El 7 de septiembre, en la conferencia de prensa que ofreció el Ministro de Relaciones Exteriores, Rodríguez Parrilla, en La Habana, a la que asistieron medios de comunicación nacionales e internacionales, diplomáticos, funcionarios de la ONU y de ONG, entre otros, se presentaron las conclusiones del informe anual correspondiente al período comprendido entre marzo de 2025 y febrero de 2026. Cuba presenta anualmente un informe a la Asamblea General de la ONU, documentando los efectos del bloqueo estadounidense, tras lo cual los Estados miembros votan una resolución para levantarlo. Este proceso se repetirá en la Asamblea General de la ONU de este año, a finales de septiembre.
En La Habana, Rodríguez no escatimó detalles al describir cómo la constante imposición de sanciones por parte del Secretario de Estado Marco Rubio ha afectado a todos los cubanos, desde hombres y mujeres hasta niños, impactando cada aspecto de la vida cotidiana por la falta de electricidad, agua, alimentos y combustible. Rubio afirma que no existe un bloqueo y que el propio gobierno es el responsable del sufrimiento del pueblo cubano. Sin embargo, Rodríguez proporcionó estadísticas detalladas sobre el aumento de la mortalidad infantil, la destrucción del otrora excelente sistema de salud (100.000 personas en espera de cirugía) y la pérdida de 8.000 millones de dólares en ingresos solo durante el último año debido a las sanciones y la guerra financiera. Las amenazas de sanciones secundarias por parte de Estados Unidos han provocado que compañías navieras extranjeras abandonen 7.000 contenedores con alimentos, medicinas y suministros médicos en varios puertos del Caribe. Las sanciones de Rubio se han centrado en paralizar cualquier entidad estatal capaz de generar divisas, con el fin de detener la economía.
“Esto no es cuestión de daños colaterales… son las víctimas de un plan agresivo, un plan fríamente calculado”, dijo Rodríguez. “Es el mismo sentimiento despiadado y espíritu destructivo que hay detrás del genocidio que se está cometiendo en Gaza. En Cuba es silencioso, sin bombas, pero también mata”.
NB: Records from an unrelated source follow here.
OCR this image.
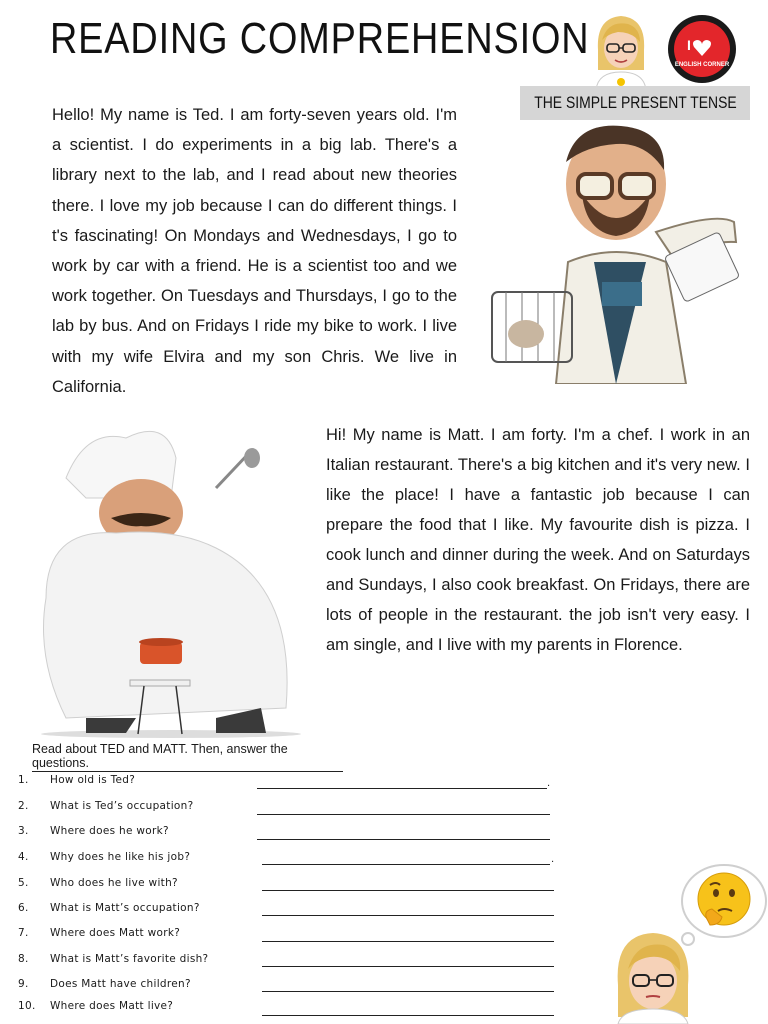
READING COMPREHENSION	I
ENGLISH CORNER
THE SIMPLE PRESENT TENSE
Hello! My name is Ted. I am forty-seven years old. I'm a scientist. I do experiments in a big lab. There's a library next to the lab, and I read about new theories there. I love my job because I can do different things. I t's fascinating! On Mondays and Wednesdays, I go to work by car with a friend. He is a scientist too and we work together. On Tuesdays and Thursdays, I go to the lab by bus. And on Fridays I ride my bike to work. I live with my wife Elvira and my son Chris. We live in California.
Hi! My name is Matt. I am forty. I'm a chef. I work in an Italian restaurant. There's a big kitchen and it's very new. I like the place! I have a fantastic job because I can prepare the food that I like. My favourite dish is pizza. I cook lunch and dinner during the week. And on Saturdays and Sundays, I also cook breakfast. On Fridays, there are lots of people in the restaurant. the job isn't very easy. I am single, and I live with my parents in Florence.
Read about TED and MATT. Then, answer the questions.
1. How old is Ted?	.
2. What is Ted’s occupation?
3. Where does he work?
4. Why does he like his job?	.
5. Who does he live with?
6. What is Matt’s occupation?
7. Where does Matt work?
8. What is Matt’s favorite dish?
9. Does Matt have children?
10. Where does Matt live?
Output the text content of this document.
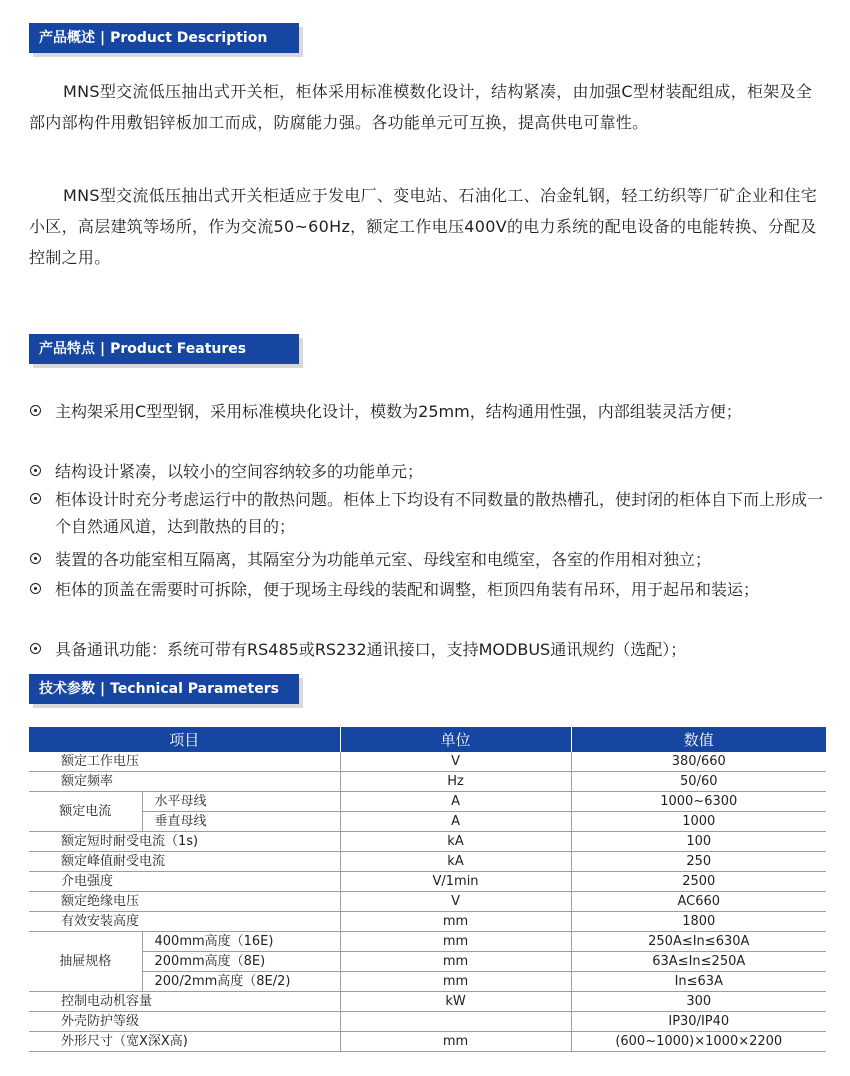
产品概述 | Product Description

MNS型交流低压抽出式开关柜，柜体采用标准模数化设计，结构紧凑，由加强C型材装配组成，柜架及全部内部构件用敷铝锌板加工而成，防腐能力强。各功能单元可互换，提高供电可靠性。

MNS型交流低压抽出式开关柜适应于发电厂、变电站、石油化工、冶金轧钢，轻工纺织等厂矿企业和住宅小区，高层建筑等场所，作为交流50~60Hz，额定工作电压400V的电力系统的配电设备的电能转换、分配及控制之用。

产品特点 | Product Features
主构架采用C型型钢，采用标准模块化设计，模数为25mm，结构通用性强，内部组装灵活方便；
结构设计紧凑，以较小的空间容纳较多的功能单元；
柜体设计时充分考虑运行中的散热问题。柜体上下均设有不同数量的散热槽孔，使封闭的柜体自下而上形成一个自然通风道，达到散热的目的；
装置的各功能室相互隔离，其隔室分为功能单元室、母线室和电缆室，各室的作用相对独立；
柜体的顶盖在需要时可拆除，便于现场主母线的装配和调整，柜顶四角装有吊环，用于起吊和装运；
具备通讯功能：系统可带有RS485或RS232通讯接口，支持MODBUS通讯规约（选配）；
技术参数 | Technical Parameters
项目		单位	数值
额定工作电压		V	380/660
额定频率		Hz	50/60
额定电流	水平母线	A	1000~6300
	垂直母线	A	1000
额定短时耐受电流（1s)		kA	100
额定峰值耐受电流		kA	250
介电强度		V/1min	2500
额定绝缘电压		V	AC660
有效安装高度		mm	1800
抽屉规格	400mm高度（16E)	mm	250A≤In≤630A
	200mm高度（8E)	mm	63A≤In≤250A
	200/2mm高度（8E/2)	mm	In≤63A
控制电动机容量		kW	300
外壳防护等级			IP30/IP40
外形尺寸（宽X深X高)		mm	(600~1000)×1000×2200
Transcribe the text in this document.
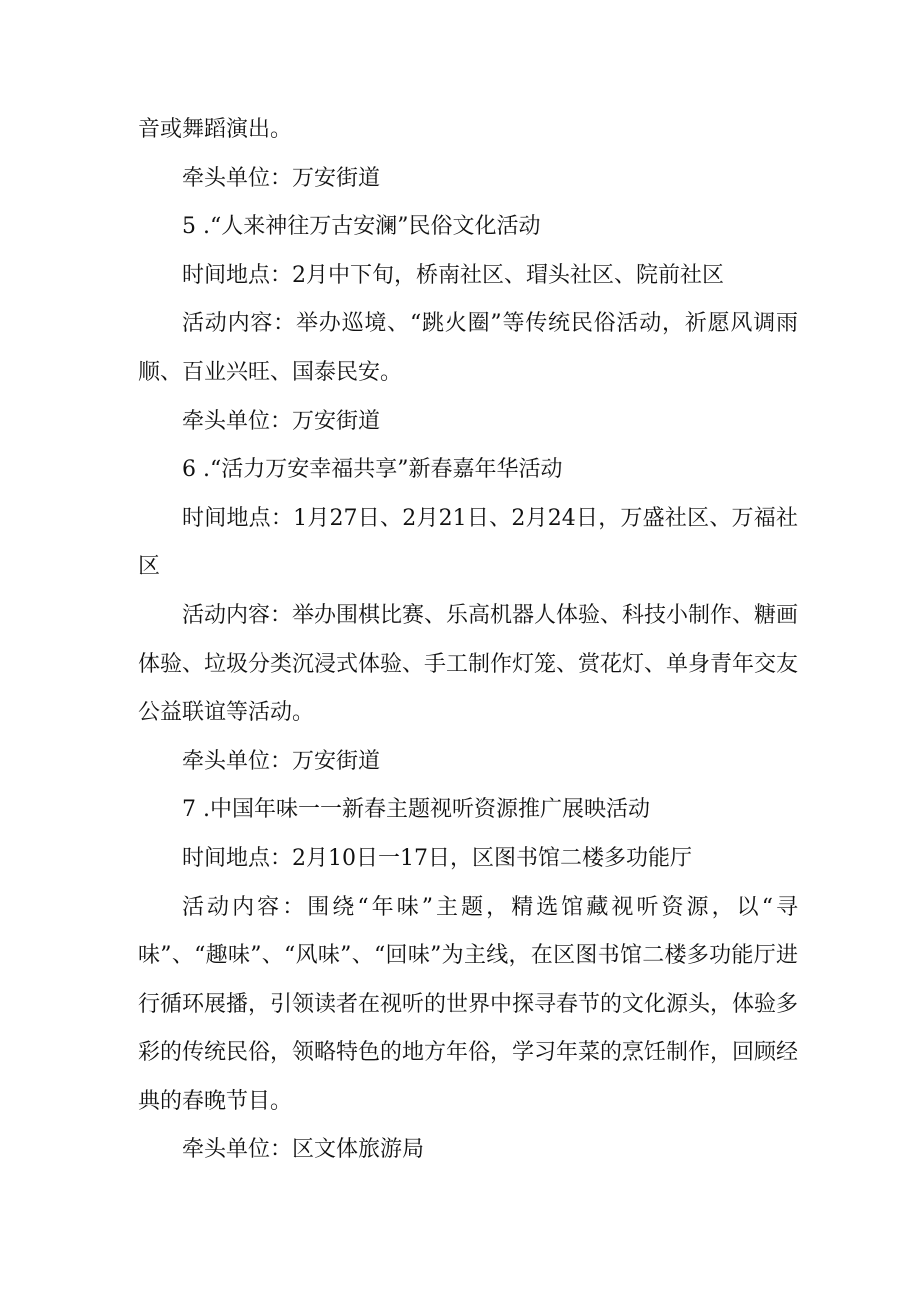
音或舞蹈演出。

牵头单位：万安街道

5 .“人来神往万古安澜”民俗文化活动

时间地点：2月中下旬，桥南社区、瑁头社区、院前社区

活动内容：举办巡境、“跳火圈”等传统民俗活动，祈愿风调雨顺、百业兴旺、国泰民安。

牵头单位：万安街道

6 .“活力万安幸福共享”新春嘉年华活动

时间地点：1月27日、2月21日、2月24日，万盛社区、万福社区

活动内容：举办围棋比赛、乐高机器人体验、科技小制作、糖画体验、垃圾分类沉浸式体验、手工制作灯笼、赏花灯、单身青年交友公益联谊等活动。

牵头单位：万安街道

7 .中国年味一一新春主题视听资源推广展映活动

时间地点：2月10日一17日，区图书馆二楼多功能厅

活动内容：围绕“年味”主题，精选馆藏视听资源，以“寻味”、“趣味”、“风味”、“回味”为主线，在区图书馆二楼多功能厅进行循环展播，引领读者在视听的世界中探寻春节的文化源头，体验多彩的传统民俗，领略特色的地方年俗，学习年菜的烹饪制作，回顾经典的春晚节目。

牵头单位：区文体旅游局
El informe de Rodríguez precedió a la reunión del Consejo de Derechos Humanos de la ONU (CDHNU) celebrada el 9 de septiembre en Ginebra, donde la Relatora Especial sobre los efectos de las Medidas Coercitivas Unilaterales, Zeina Jallad, leyó su propio informe sobre Cuba, que combinaba el de su predecesora, Alena Douhan, con sus propias observaciones, pintando un panorama espeluznante sobre los efectos de décadas de bloqueo estadounidense. En conclusión, exigió el levantamiento inmediato de todas las Medidas Coercitivas Unilaterales y la eliminación de la designación de Cuba como Estado patrocinador del terrorismo. El apoyo a Cuba en esta reunión fue abrumador, ya que numerosos oradores que representaban a naciones del Sur Global u organizaciones regionales respaldaron el informe de la Sra. Jallad.
Luego, al concluir la cumbre de los BRICS celebrada del 11 al 13 de septiembre en Nueva Delhi, según informó Radio La Habana , el punto 27 de la declaración final establece que “sobre la base del respeto mutuo, la solución pacífica de controversias y la no intervención, expresamos nuestra profunda preocupación por la situación en Cuba… [y] reiteramos la necesidad de poner fin a las medidas económicas, comerciales y financieras contra Cuba”, que constituyen una violación del derecho internacional y de la Carta de las Naciones Unidas.